No. On occasion, prospective clients want to begin the hearing process through disputing their guilt on a DUI charge from their past. It is important for revoked drivers to recognize the difference between courtroom proceedings on their DUI case and Illinois Secretary of State hearings.

The DUI courtroom proceedings were the forum to determine guilt or innocence on a prior DUI charge(s). Once the court has found a person guilty, whether through a plea or trial, the Secretary of State accepts the conviction as guilt on the DUI offense(s).

This concept is codified in the Secretary of State code, where it is explicitly stated:

“In all cases, a conviction in a court of law in Illinois, or any other state, is dispositive of the guilt of a petitioner of the offense that caused his/her revocation.” 92 Ill. Adm. Code 1001.430(a)

Therefore, when a petitioner appears at a hearing for reinstatement, it is presumed that they are guilty of the DUI charges in which they were convicted. If a petitioner believes they were wrongfully convicted, the sole place to remedy the issue is with the court, rather than an Illinois Secretary of State hearing.

In cases where a petitioner was not convicted of a past DUI, the Code authorizes the Secretary of State to consider DUI charges as dispositions if they resulted in a statutory summary suspension, court supervision or where a DUI charge was reduced to Reckless Driving. The State may consider DUI dispositions even if they occurred in another state, as well as DUI dispositions that do not appear on the official driving record. 92 Ill. Adm. Code 1001.410.

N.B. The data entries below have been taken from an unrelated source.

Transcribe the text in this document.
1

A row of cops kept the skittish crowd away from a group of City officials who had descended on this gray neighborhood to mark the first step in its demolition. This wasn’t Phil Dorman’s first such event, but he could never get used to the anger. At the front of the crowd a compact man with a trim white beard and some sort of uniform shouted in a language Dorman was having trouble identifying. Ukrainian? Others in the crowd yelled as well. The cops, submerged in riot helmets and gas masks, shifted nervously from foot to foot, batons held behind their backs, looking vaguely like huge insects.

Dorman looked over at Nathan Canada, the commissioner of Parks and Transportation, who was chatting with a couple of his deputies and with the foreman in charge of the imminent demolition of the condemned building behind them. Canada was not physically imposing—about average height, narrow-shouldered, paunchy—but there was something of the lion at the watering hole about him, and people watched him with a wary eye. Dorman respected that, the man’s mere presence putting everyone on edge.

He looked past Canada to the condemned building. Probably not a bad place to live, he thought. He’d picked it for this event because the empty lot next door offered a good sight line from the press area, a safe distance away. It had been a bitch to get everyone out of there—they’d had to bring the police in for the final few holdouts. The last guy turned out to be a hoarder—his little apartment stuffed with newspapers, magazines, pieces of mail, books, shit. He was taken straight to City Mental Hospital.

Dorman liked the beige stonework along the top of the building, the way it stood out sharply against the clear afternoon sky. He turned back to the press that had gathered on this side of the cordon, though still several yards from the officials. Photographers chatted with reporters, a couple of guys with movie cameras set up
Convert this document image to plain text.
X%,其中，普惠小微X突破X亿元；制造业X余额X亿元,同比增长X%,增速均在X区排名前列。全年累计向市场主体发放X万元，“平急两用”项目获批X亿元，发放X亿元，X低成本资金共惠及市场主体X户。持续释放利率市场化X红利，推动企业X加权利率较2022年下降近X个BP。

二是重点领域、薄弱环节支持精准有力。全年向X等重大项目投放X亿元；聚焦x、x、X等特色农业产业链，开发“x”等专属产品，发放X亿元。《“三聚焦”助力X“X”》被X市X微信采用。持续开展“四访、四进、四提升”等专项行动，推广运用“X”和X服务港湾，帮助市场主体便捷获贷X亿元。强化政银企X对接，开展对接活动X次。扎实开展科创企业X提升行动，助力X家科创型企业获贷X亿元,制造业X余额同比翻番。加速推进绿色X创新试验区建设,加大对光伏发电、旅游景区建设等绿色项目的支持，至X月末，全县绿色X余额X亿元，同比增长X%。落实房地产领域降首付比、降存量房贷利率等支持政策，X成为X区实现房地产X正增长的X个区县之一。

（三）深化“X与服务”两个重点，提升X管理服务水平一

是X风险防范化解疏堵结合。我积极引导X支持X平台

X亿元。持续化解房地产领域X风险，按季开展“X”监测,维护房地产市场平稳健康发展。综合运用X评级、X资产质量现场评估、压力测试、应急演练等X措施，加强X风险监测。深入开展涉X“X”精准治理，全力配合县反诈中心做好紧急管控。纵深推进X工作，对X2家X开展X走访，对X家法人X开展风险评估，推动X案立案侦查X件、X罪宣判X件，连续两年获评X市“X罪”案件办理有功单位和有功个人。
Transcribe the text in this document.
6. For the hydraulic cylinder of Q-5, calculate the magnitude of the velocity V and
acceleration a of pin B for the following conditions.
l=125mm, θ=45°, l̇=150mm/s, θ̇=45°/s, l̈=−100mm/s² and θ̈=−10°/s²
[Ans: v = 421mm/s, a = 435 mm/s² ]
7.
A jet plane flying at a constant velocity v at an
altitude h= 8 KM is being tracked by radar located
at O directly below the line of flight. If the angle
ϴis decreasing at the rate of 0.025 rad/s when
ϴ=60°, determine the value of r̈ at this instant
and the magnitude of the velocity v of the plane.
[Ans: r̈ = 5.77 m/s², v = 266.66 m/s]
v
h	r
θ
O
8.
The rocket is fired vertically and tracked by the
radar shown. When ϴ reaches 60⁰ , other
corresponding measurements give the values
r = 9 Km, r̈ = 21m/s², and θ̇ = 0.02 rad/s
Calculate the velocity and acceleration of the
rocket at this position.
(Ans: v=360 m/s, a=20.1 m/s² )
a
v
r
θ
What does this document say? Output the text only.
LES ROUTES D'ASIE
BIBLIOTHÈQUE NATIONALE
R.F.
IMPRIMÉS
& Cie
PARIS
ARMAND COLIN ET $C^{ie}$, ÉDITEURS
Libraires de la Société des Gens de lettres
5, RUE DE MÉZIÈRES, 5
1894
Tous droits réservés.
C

As a result, it is important that a petitioner understand at the outset of the hearing process that it is not their goal to contest their guilt on DUI charges in which they received a statutory summary suspension, court supervision, conviction or where a DUI was reduced to Reckless Driving. Instead, a hearing is an opportunity to take responsibility for those arrests and demonstrate lifestyle changes since the most recent DUI arrest.